Sarah Scott was active in the community and in her church. She worked diligently on the committee to provide equipment for the new Douglass Center built in 1945. She was an active member of the Willing Workers Club of Bethel A.M.E. Church. Her desire was to live to be 100 years of age in order to receive a letter from the President of the United States. She missed it by 6 months. She was still proudly living alone at her death. She is the mother of Erma Bridgewater.
She was a charter member of the National Council of Negro Women, Champaign County section.
The following text comes from a 1983 biography of Scott:
"Now 91 years old, Sarah "Muddy" Scott came to Champaign in 1911. "My dad died and I went to live with my aunt while my mother came here to find work. Then she sent for me." Her fondest memory is of meeting Alice Lee Pope with her mother at the train station when she first arrived in Champaign. For nearly fifty years Mrs. Scott did housework. "I raised my two children when it was very hard to do so.
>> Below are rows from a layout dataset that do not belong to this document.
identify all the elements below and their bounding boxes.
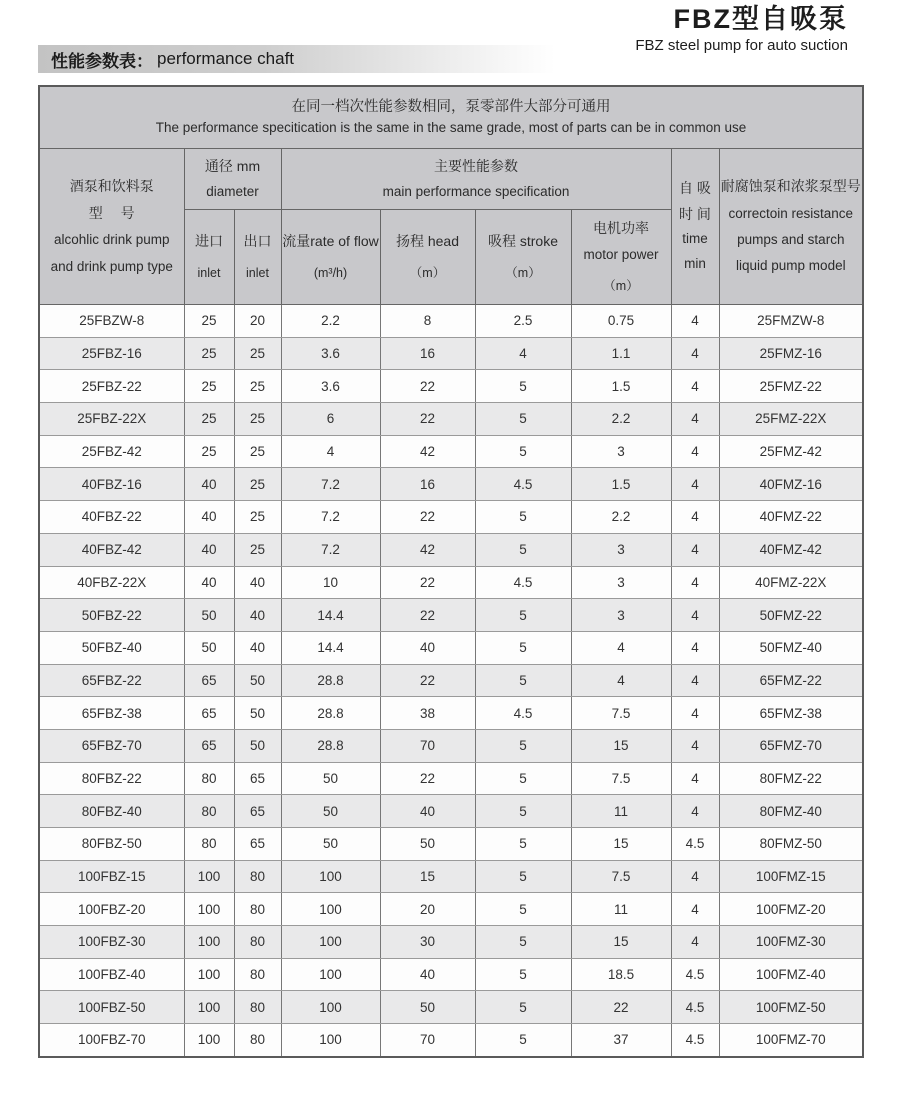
power-cell: 3 [571, 533, 671, 566]
header-group-row [39, 149, 863, 210]
table-row [39, 337, 863, 370]
inlet-cell: 40 [184, 501, 234, 534]
stroke-cell: 4.5 [475, 566, 571, 599]
table-row [39, 893, 863, 926]
fmz-model-cell: 80FMZ-50 [719, 828, 863, 861]
time-cell: 4 [671, 370, 719, 403]
stroke-cell: 5 [475, 828, 571, 861]
fmz-model-cell: 80FMZ-22 [719, 762, 863, 795]
inlet-cell: 80 [184, 795, 234, 828]
outlet-cell: 65 [234, 762, 281, 795]
time-cell: 4 [671, 762, 719, 795]
inlet-cell: 65 [184, 664, 234, 697]
fmz-model-cell: 100FMZ-70 [719, 1024, 863, 1057]
time-header-en1: time [682, 231, 708, 247]
column-header-flow [281, 210, 380, 305]
head-cell: 8 [380, 305, 475, 338]
model-header-cn2: 型 号 [88, 205, 142, 222]
fmz-model-cell: 65FMZ-22 [719, 664, 863, 697]
diameter-header-en: diameter [206, 184, 259, 200]
head-cell: 22 [380, 370, 475, 403]
fmz-model-cell: 80FMZ-40 [719, 795, 863, 828]
head-cell: 50 [380, 828, 475, 861]
model-cell: 50FBZ-22 [39, 599, 184, 632]
time-cell: 4 [671, 435, 719, 468]
table-row [39, 828, 863, 861]
time-cell: 4 [671, 893, 719, 926]
flow-cell: 100 [281, 860, 380, 893]
head-cell: 20 [380, 893, 475, 926]
model-cell: 100FBZ-40 [39, 958, 184, 991]
inlet-header-en: inlet [197, 266, 221, 281]
stroke-cell: 5 [475, 533, 571, 566]
column-header-time [671, 149, 719, 305]
flow-cell: 100 [281, 1024, 380, 1057]
power-cell: 4 [571, 631, 671, 664]
table-row [39, 599, 863, 632]
fmz-model-cell: 25FMZ-42 [719, 435, 863, 468]
head-cell: 50 [380, 991, 475, 1024]
fmz-model-cell: 50FMZ-22 [719, 599, 863, 632]
table-row [39, 958, 863, 991]
time-cell: 4.5 [671, 1024, 719, 1057]
power-cell: 3 [571, 435, 671, 468]
stroke-cell: 5 [475, 762, 571, 795]
section-header-bar [38, 45, 600, 73]
model-cell: 65FBZ-70 [39, 729, 184, 762]
time-header-en2: min [684, 256, 706, 272]
power-cell: 4 [571, 664, 671, 697]
power-cell: 3 [571, 566, 671, 599]
outlet-cell: 25 [234, 468, 281, 501]
table-row [39, 729, 863, 762]
diameter-header-cn: 通径 mm [204, 157, 261, 174]
inlet-cell: 40 [184, 566, 234, 599]
power-cell: 22 [571, 991, 671, 1024]
flow-cell: 100 [281, 991, 380, 1024]
model-cell: 100FBZ-20 [39, 893, 184, 926]
head-cell: 42 [380, 533, 475, 566]
power-cell: 37 [571, 1024, 671, 1057]
head-cell: 38 [380, 697, 475, 730]
fmz-header-en1: correctoin resistance [728, 205, 854, 221]
time-header-cn2: 时 间 [679, 205, 711, 222]
model-cell: 100FBZ-70 [39, 1024, 184, 1057]
fmz-model-cell: 100FMZ-40 [719, 958, 863, 991]
time-cell: 4 [671, 631, 719, 664]
stroke-cell: 2.5 [475, 305, 571, 338]
column-header-power [571, 210, 671, 305]
flow-cell: 100 [281, 926, 380, 959]
table-row [39, 1024, 863, 1057]
power-header-unit: （m） [603, 279, 639, 294]
outlet-header-cn: 出口 [243, 232, 272, 249]
model-cell: 40FBZ-22X [39, 566, 184, 599]
model-cell: 100FBZ-15 [39, 860, 184, 893]
inlet-cell: 25 [184, 337, 234, 370]
inlet-cell: 100 [184, 958, 234, 991]
power-cell: 15 [571, 926, 671, 959]
time-cell: 4 [671, 403, 719, 436]
stroke-header-unit: （m） [505, 266, 541, 281]
table-row [39, 926, 863, 959]
head-cell: 16 [380, 468, 475, 501]
time-cell: 4 [671, 664, 719, 697]
inlet-cell: 50 [184, 599, 234, 632]
power-cell: 3 [571, 599, 671, 632]
outlet-cell: 25 [234, 501, 281, 534]
outlet-cell: 65 [234, 828, 281, 861]
time-cell: 4 [671, 926, 719, 959]
flow-header-unit: (m³/h) [313, 266, 348, 281]
head-cell: 16 [380, 337, 475, 370]
model-cell: 50FBZ-40 [39, 631, 184, 664]
main-group-header-en: main performance specification [382, 184, 570, 200]
outlet-cell: 20 [234, 305, 281, 338]
flow-cell: 100 [281, 893, 380, 926]
notice-text-en: The performance specitication is the same in the same grade, most of parts can be in common use [155, 120, 747, 136]
outlet-cell: 25 [234, 370, 281, 403]
stroke-cell: 5 [475, 729, 571, 762]
column-header-inlet [184, 210, 234, 305]
outlet-cell: 50 [234, 697, 281, 730]
time-cell: 4 [671, 795, 719, 828]
fmz-model-cell: 100FMZ-50 [719, 991, 863, 1024]
notice-cell [39, 86, 863, 149]
power-cell: 0.75 [571, 305, 671, 338]
head-cell: 40 [380, 958, 475, 991]
flow-cell: 28.8 [281, 697, 380, 730]
head-cell: 40 [380, 795, 475, 828]
flow-cell: 10 [281, 566, 380, 599]
power-cell: 15 [571, 729, 671, 762]
section-title-cn: 性能参数表： [51, 51, 153, 71]
inlet-cell: 80 [184, 828, 234, 861]
inlet-cell: 100 [184, 893, 234, 926]
stroke-cell: 5 [475, 664, 571, 697]
table-row [39, 468, 863, 501]
column-header-diameter-group [184, 149, 281, 210]
power-cell: 1.5 [571, 468, 671, 501]
model-cell: 25FBZ-16 [39, 337, 184, 370]
notice-text-cn: 在同一档次性能参数相同，泵零部件大部分可通用 [291, 98, 611, 115]
head-cell: 70 [380, 729, 475, 762]
stroke-cell: 5 [475, 893, 571, 926]
head-cell: 22 [380, 762, 475, 795]
inlet-cell: 25 [184, 305, 234, 338]
column-header-model [39, 149, 184, 305]
power-cell: 7.5 [571, 860, 671, 893]
table-row [39, 664, 863, 697]
model-cell: 40FBZ-22 [39, 501, 184, 534]
head-cell: 22 [380, 664, 475, 697]
fmz-model-cell: 25FMZW-8 [719, 305, 863, 338]
flow-cell: 50 [281, 762, 380, 795]
power-cell: 11 [571, 893, 671, 926]
stroke-cell: 5 [475, 435, 571, 468]
time-cell: 4 [671, 599, 719, 632]
table-row [39, 533, 863, 566]
inlet-cell: 100 [184, 860, 234, 893]
model-header-cn1: 酒泵和饮料泵 [69, 177, 154, 194]
head-header-label: 扬程 head [395, 232, 460, 249]
flow-cell: 4 [281, 435, 380, 468]
notice-row [39, 86, 863, 149]
head-cell: 22 [380, 403, 475, 436]
outlet-cell: 40 [234, 631, 281, 664]
fmz-model-cell: 25FMZ-16 [719, 337, 863, 370]
table-row [39, 991, 863, 1024]
stroke-cell: 4 [475, 337, 571, 370]
stroke-cell: 5 [475, 860, 571, 893]
table-row [39, 860, 863, 893]
fmz-header-en3: liquid pump model [736, 258, 846, 274]
model-cell: 80FBZ-40 [39, 795, 184, 828]
table-row [39, 403, 863, 436]
power-cell: 18.5 [571, 958, 671, 991]
stroke-cell: 5 [475, 370, 571, 403]
time-cell: 4.5 [671, 828, 719, 861]
power-cell: 2.2 [571, 403, 671, 436]
table-row [39, 370, 863, 403]
time-cell: 4 [671, 860, 719, 893]
model-cell: 65FBZ-22 [39, 664, 184, 697]
outlet-cell: 25 [234, 403, 281, 436]
model-cell: 25FBZW-8 [39, 305, 184, 338]
inlet-cell: 25 [184, 370, 234, 403]
power-cell: 11 [571, 795, 671, 828]
fmz-model-cell: 65FMZ-70 [719, 729, 863, 762]
model-cell: 80FBZ-22 [39, 762, 184, 795]
fmz-header-cn: 耐腐蚀泵和浓浆泵型号 [720, 178, 861, 195]
power-cell: 1.1 [571, 337, 671, 370]
table-row [39, 566, 863, 599]
inlet-cell: 65 [184, 697, 234, 730]
flow-cell: 14.4 [281, 599, 380, 632]
inlet-header-cn: 进口 [195, 232, 223, 249]
outlet-cell: 25 [234, 337, 281, 370]
table-body [39, 305, 863, 1057]
inlet-cell: 100 [184, 1024, 234, 1057]
stroke-cell: 5 [475, 795, 571, 828]
power-cell: 7.5 [571, 762, 671, 795]
flow-cell: 3.6 [281, 370, 380, 403]
table-row [39, 305, 863, 338]
table-row [39, 697, 863, 730]
model-cell: 25FBZ-22X [39, 403, 184, 436]
power-cell: 2.2 [571, 501, 671, 534]
flow-cell: 28.8 [281, 729, 380, 762]
section-title-en: performance chaft [157, 49, 295, 68]
inlet-cell: 100 [184, 926, 234, 959]
fmz-model-cell: 40FMZ-42 [719, 533, 863, 566]
time-cell: 4 [671, 566, 719, 599]
outlet-cell: 80 [234, 1024, 281, 1057]
column-header-outlet [234, 210, 281, 305]
time-header-cn1: 自 吸 [679, 179, 711, 196]
doc-title-cn: FBZ型自吸泵 [673, 4, 848, 34]
power-header-cn: 电机功率 [593, 220, 649, 236]
power-cell: 15 [571, 828, 671, 861]
stroke-header-label: 吸程 stroke [487, 232, 558, 249]
head-cell: 30 [380, 926, 475, 959]
power-header-en: motor power [583, 246, 659, 262]
stroke-cell: 4.5 [475, 468, 571, 501]
time-cell: 4.5 [671, 991, 719, 1024]
column-header-fmz-model [719, 149, 863, 305]
performance-table [38, 85, 864, 1058]
doc-title-en: FBZ steel pump for auto suction [635, 37, 848, 55]
fmz-model-cell: 25FMZ-22 [719, 370, 863, 403]
head-cell: 42 [380, 435, 475, 468]
doc-title-block [635, 4, 848, 54]
stroke-cell: 5 [475, 403, 571, 436]
fmz-model-cell: 40FMZ-22X [719, 566, 863, 599]
table-row [39, 501, 863, 534]
time-cell: 4 [671, 305, 719, 338]
outlet-cell: 80 [234, 958, 281, 991]
flow-cell: 14.4 [281, 631, 380, 664]
flow-cell: 100 [281, 958, 380, 991]
stroke-cell: 5 [475, 926, 571, 959]
outlet-cell: 25 [234, 533, 281, 566]
inlet-cell: 25 [184, 435, 234, 468]
column-header-stroke [475, 210, 571, 305]
outlet-cell: 65 [234, 795, 281, 828]
model-header-en1: alcohlic drink pump [53, 232, 170, 248]
inlet-cell: 100 [184, 991, 234, 1024]
table-row [39, 762, 863, 795]
time-cell: 4 [671, 533, 719, 566]
model-cell: 80FBZ-50 [39, 828, 184, 861]
model-cell: 25FBZ-42 [39, 435, 184, 468]
model-cell: 25FBZ-22 [39, 370, 184, 403]
column-header-main-group [281, 149, 671, 210]
column-header-head [380, 210, 475, 305]
head-cell: 22 [380, 566, 475, 599]
model-cell: 40FBZ-16 [39, 468, 184, 501]
flow-cell: 50 [281, 795, 380, 828]
outlet-cell: 80 [234, 893, 281, 926]
time-cell: 4 [671, 337, 719, 370]
model-header-en2: and drink pump type [50, 258, 173, 274]
flow-cell: 7.2 [281, 501, 380, 534]
head-cell: 70 [380, 1024, 475, 1057]
fmz-model-cell: 25FMZ-22X [719, 403, 863, 436]
head-cell: 40 [380, 631, 475, 664]
stroke-cell: 5 [475, 991, 571, 1024]
time-cell: 4 [671, 697, 719, 730]
power-cell: 7.5 [571, 697, 671, 730]
flow-cell: 7.2 [281, 533, 380, 566]
table-row [39, 795, 863, 828]
model-cell: 100FBZ-50 [39, 991, 184, 1024]
outlet-cell: 80 [234, 926, 281, 959]
fmz-model-cell: 50FMZ-40 [719, 631, 863, 664]
head-cell: 22 [380, 599, 475, 632]
outlet-cell: 50 [234, 729, 281, 762]
stroke-cell: 5 [475, 501, 571, 534]
flow-cell: 6 [281, 403, 380, 436]
flow-cell: 28.8 [281, 664, 380, 697]
flow-cell: 2.2 [281, 305, 380, 338]
stroke-cell: 5 [475, 599, 571, 632]
flow-cell: 3.6 [281, 337, 380, 370]
flow-header-label: 流量rate of flow [282, 232, 379, 249]
fmz-model-cell: 40FMZ-22 [719, 501, 863, 534]
flow-cell: 7.2 [281, 468, 380, 501]
inlet-cell: 25 [184, 403, 234, 436]
inlet-cell: 80 [184, 762, 234, 795]
model-cell: 100FBZ-30 [39, 926, 184, 959]
table-row [39, 631, 863, 664]
outlet-cell: 40 [234, 599, 281, 632]
outlet-cell: 40 [234, 566, 281, 599]
outlet-cell: 80 [234, 860, 281, 893]
inlet-cell: 50 [184, 631, 234, 664]
inlet-cell: 65 [184, 729, 234, 762]
time-cell: 4.5 [671, 958, 719, 991]
outlet-header-en: inlet [246, 266, 269, 281]
power-cell: 1.5 [571, 370, 671, 403]
head-cell: 22 [380, 501, 475, 534]
inlet-cell: 40 [184, 468, 234, 501]
fmz-header-en2: pumps and starch [737, 231, 845, 247]
stroke-cell: 5 [475, 1024, 571, 1057]
table-row [39, 435, 863, 468]
stroke-cell: 5 [475, 631, 571, 664]
time-cell: 4 [671, 501, 719, 534]
fmz-model-cell: 40FMZ-16 [719, 468, 863, 501]
time-cell: 4 [671, 729, 719, 762]
outlet-cell: 25 [234, 435, 281, 468]
stroke-cell: 5 [475, 958, 571, 991]
fmz-model-cell: 100FMZ-30 [719, 926, 863, 959]
main-group-header-cn: 主要性能参数 [434, 157, 518, 174]
model-cell: 40FBZ-42 [39, 533, 184, 566]
fmz-model-cell: 100FMZ-15 [719, 860, 863, 893]
flow-cell: 50 [281, 828, 380, 861]
outlet-cell: 80 [234, 991, 281, 1024]
head-header-unit: （m） [409, 266, 446, 281]
outlet-cell: 50 [234, 664, 281, 697]
model-cell: 65FBZ-38 [39, 697, 184, 730]
inlet-cell: 40 [184, 533, 234, 566]
stroke-cell: 4.5 [475, 697, 571, 730]
time-cell: 4 [671, 468, 719, 501]
head-cell: 15 [380, 860, 475, 893]
fmz-model-cell: 100FMZ-20 [719, 893, 863, 926]
fmz-model-cell: 65FMZ-38 [719, 697, 863, 730]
They grew up and had children and raised my grandchildren well. My grandsons are famous jazz people." She was dubbed "Muddy" when her son couldn't quite pronounce "mama." She is now affectionately known by the nickname not only to her family, but her many friends in the community. When she first came to Champaign, she recalls, "There was a lot of segregation. You couldn't eat anywhere in town but the Illinois Central railroad station. They had a cafe, but Blacks had to stand or sit at a bar. They couldn't sit at a table."
Sarah Ann Pauline Scott, nee Wilson, was born at Shawneetown, Illinois in 1892. Her mother, a housewife, was born in Mississippi. Her father, a farmer, was born at Shawneetown in 1862 (died 1910). She was married to Ray Scott (1892-1957), and they had two children. She moved from Shawneetown
to Champaign in 1912. She worked as a maid. She was a member of Bethel AME Church, where she has served as a Stewardess and in the Willing Workers Club. Her affiliations have included the NCNW and the OES.